Effective yoga poses to lose weight after pregnancy


· Tiger yoga pose (Vyaghrasana)

Tiger pose or vyaghasana is very beneficial for moms after delivery. This yoga pose is extremely helpful in relieving post-delivery complications, toning the leg/arm/shoulder muscles, relieving back pain, helps in losing weight, rejuvenating the feminine sex organs and also helps in improving the digestive system. 

· Camel yoga pose (Ustrasana)




The camel pose also known as Ustrasana is an excellent stretching yoga that helps in toning the painful back & shoulder muscles as well. This yoga pose is also helpful in toning post-pregnancy belly fat along with arms & chest. Ustrasana is actually a multitasking yoga pose that works on all the major muscles of the body. As far as health problems are concern, ustrasana shows good results on asthma, thyroid & parathyroid disorders and spondylitis.



· Cobra yoga pose (Bhujangasana)

The cobra pose is an excellent yoga pose that helps in relieving lower back pain. This yoga pose also helps in toning the hips, abdomen, arms & shoulders. It also provides strength to spine and improves blood & oxygen circulation to the pelvic region.

· Quarter dog yoga pose 

This yoga pose is quite easy as compared to the other yoga poses but very beneficial for post-pregnancy complications. It helps in toning the legs, hips & hamstrings, relieving back pain and also improves the strength. Quarter dog yoga pose is a downward facing dog pose that is also good for firming the arms, shoulders & upper back muscles.

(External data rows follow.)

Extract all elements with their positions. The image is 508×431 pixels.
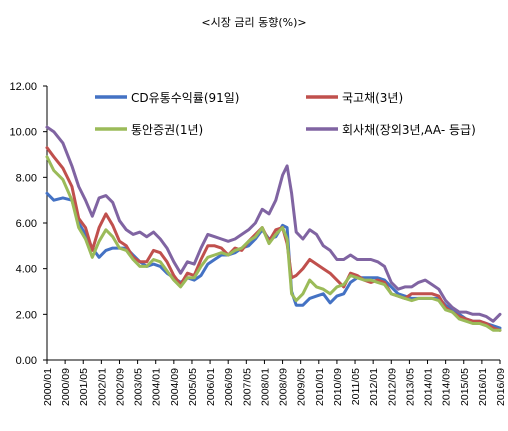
- series-line-1: [45, 146, 502, 332]
- y-tick-label: 0.00: [16, 355, 37, 367]
- y-tick-label: 2.00: [16, 309, 37, 321]
- x-tick-label: 2010/01: [314, 368, 326, 406]
- x-tick-label: 2003/05: [133, 368, 145, 406]
- series-line-2: [45, 155, 502, 332]
- x-tick-label: 2010/09: [332, 368, 344, 406]
- x-tick-label: 2004/09: [169, 368, 181, 406]
- series-lines: [45, 125, 502, 332]
- y-axis: 0.00 2.00 4.00 6.00 8.00 10.00 12.00: [9, 81, 48, 367]
- x-tick-label: 2012/01: [368, 368, 380, 406]
- chart-title: <시장 금리 동향(%)>: [201, 16, 306, 29]
- x-tick-label: 2002/09: [114, 368, 126, 406]
- y-tick-label: 4.00: [16, 264, 37, 276]
- series-line-0: [45, 191, 502, 330]
- x-tick-label: 2014/01: [423, 368, 435, 406]
- series-line-3: [45, 125, 502, 323]
- x-tick-label: 2016/01: [477, 368, 489, 406]
- x-tick-label: 2009/05: [296, 368, 308, 406]
- x-tick-label: 2000/09: [60, 368, 72, 406]
- x-tick-label: 2008/01: [259, 368, 271, 406]
- x-tick-label: 2006/09: [223, 368, 235, 406]
- x-tick-label: 2008/09: [278, 368, 290, 406]
- x-tick-label: 2001/05: [78, 368, 90, 406]
- x-tick-label: 2000/01: [42, 368, 54, 406]
- x-tick-label: 2013/05: [404, 368, 416, 406]
- y-tick-label: 12.00: [9, 81, 37, 93]
- y-tick-label: 10.00: [9, 127, 37, 139]
- legend-label-1: 국고채(3년): [342, 91, 403, 105]
- x-tick-label: 2012/09: [386, 368, 398, 406]
- legend-label-0: CD유통수익률(91일): [131, 91, 240, 105]
- x-tick-label: 2002/01: [96, 368, 108, 406]
- x-axis: 2000/01 2000/09 2001/05 2002/01 2002/09 2003/…: [42, 359, 507, 406]
- x-tick-label: 2011/05: [350, 368, 362, 405]
- x-tick-label: 2015/05: [459, 368, 471, 406]
- legend: CD유통수익률(91일) 국고채(3년) 통안증권(1년) 회사채(장외3년,AA- …: [95, 91, 476, 137]
- x-tick-label: 2004/01: [151, 368, 163, 406]
- x-tick-label: 2007/05: [241, 368, 253, 406]
- y-tick-label: 8.00: [16, 172, 37, 184]
- y-tick-label: 6.00: [16, 218, 37, 230]
- legend-label-3: 회사채(장외3년,AA- 등급): [342, 123, 476, 137]
- x-tick-label: 2014/09: [441, 368, 453, 406]
- x-tick-label: 2006/01: [205, 368, 217, 406]
- x-tick-label: 2016/09: [495, 368, 507, 406]
- legend-label-2: 통안증권(1년): [131, 123, 203, 137]
- x-tick-label: 2005/05: [187, 368, 199, 406]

· Half-spinal twist yoga pose (Ardha-Matsyendrasana)

Half-spinal twist yoga pose is very helpful to improve the flexibility in spine and also in relieving post-pregnancy back pain. This yoga pose improves the blood circulation in the spine and also tone the back muscles, hips muscles, abdomen & shoulders. Practicing this yoga pose improves the nervous disorders and also provides relaxation to your mind. 

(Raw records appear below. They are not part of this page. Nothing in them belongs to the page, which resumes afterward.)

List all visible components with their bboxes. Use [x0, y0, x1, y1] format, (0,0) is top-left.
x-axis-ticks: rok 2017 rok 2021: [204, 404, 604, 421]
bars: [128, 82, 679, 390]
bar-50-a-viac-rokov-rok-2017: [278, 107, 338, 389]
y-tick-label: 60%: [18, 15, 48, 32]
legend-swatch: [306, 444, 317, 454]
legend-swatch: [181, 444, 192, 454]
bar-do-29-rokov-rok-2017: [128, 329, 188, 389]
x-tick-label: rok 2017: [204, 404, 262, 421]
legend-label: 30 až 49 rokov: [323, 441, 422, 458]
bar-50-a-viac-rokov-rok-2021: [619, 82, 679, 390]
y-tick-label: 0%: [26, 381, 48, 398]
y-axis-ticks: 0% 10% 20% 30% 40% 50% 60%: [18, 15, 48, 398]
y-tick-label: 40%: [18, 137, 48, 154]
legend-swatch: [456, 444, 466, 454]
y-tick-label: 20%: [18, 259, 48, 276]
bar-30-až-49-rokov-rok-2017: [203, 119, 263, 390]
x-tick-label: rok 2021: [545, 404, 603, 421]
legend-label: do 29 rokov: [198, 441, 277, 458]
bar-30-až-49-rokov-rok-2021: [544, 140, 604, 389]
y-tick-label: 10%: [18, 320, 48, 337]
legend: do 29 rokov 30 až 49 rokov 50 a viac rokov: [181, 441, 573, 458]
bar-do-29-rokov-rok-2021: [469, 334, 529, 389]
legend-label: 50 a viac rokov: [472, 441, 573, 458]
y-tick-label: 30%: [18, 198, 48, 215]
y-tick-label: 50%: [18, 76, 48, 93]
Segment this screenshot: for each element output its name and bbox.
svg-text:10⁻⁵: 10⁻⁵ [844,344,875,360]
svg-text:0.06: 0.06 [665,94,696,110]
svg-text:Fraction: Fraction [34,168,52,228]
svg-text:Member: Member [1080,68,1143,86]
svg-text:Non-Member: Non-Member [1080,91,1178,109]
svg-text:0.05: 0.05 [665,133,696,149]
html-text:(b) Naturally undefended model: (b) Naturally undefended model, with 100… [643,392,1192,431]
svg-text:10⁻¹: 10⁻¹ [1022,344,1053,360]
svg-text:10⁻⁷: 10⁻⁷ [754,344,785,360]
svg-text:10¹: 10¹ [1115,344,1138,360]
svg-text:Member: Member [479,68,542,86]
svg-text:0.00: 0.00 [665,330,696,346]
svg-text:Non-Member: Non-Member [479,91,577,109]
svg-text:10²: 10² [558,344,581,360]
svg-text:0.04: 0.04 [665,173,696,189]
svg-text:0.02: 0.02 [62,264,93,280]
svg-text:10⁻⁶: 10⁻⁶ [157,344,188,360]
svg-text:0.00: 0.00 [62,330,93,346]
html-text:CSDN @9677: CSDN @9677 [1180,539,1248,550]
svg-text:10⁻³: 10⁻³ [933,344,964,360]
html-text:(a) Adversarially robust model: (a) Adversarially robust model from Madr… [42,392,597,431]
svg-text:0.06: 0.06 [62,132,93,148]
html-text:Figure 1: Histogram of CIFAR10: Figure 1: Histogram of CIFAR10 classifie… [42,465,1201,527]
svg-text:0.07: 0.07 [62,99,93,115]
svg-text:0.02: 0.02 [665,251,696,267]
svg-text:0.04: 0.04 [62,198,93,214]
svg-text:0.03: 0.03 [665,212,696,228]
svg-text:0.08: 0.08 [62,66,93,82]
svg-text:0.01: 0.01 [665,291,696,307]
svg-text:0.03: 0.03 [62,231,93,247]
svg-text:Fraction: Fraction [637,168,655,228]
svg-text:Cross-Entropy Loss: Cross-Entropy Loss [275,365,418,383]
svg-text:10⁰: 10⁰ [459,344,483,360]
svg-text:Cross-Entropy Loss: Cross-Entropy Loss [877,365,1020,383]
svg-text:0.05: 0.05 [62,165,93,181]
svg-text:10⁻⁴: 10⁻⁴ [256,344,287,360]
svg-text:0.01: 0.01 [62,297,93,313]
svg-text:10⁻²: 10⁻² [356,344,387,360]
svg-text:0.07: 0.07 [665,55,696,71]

· Half-tortoise yoga pose (Ardha-Kurmasana)



Half-tortoise pose stretches your lower back & hip muscles. It is a relaxing pose that helps in toning the glutes/thighs/hips, stretches the lower lungs & spine and also improves the flexibility of scapula & deltoids. This yoga pose also provide relief from digestive disorders. 

· Pigeon yoga pose (Kapotasana)

Pigeon pose helps in firming the lower parts (hips, thighs & leg muscles) of the body. This yoga pose helps in enhancing the flexibility in lower body parts and also minimizes the stiffness. Pigeon yoga pose prevents you from urinary infections which you may suffer from after having a baby.

· Triangle yoga pose (Trikonasana)



Trikonasana is an effective pose for reducing post-pregnancy belly fat for new moms. This yoga pose provides strength to lower body, arms & chest by stretching the spine, hamstrings and calves. Trikonasana is also helpful in treating digestive problems and also provide relief from stress & anxiety. 






· Wide legged child’s yoga pose (Balasana)

This is a very good yoga pose to relax your lower back and hip muscles. It also provides firmness to your thighs, glutes and also gives you relaxation in stiffness to ankle. Balasana helps you to minimize the stress level and fatigue. It also brings calmness & relaxation to you. 

· Eagle yoga pose (Garudasana)




Garudasana improves the stability of joints by increasing the knee & ankle strength. This yoga pose also provide strength to your shoulders, arms, legs & upper back. Garudasana helps you to release the post-partum stress.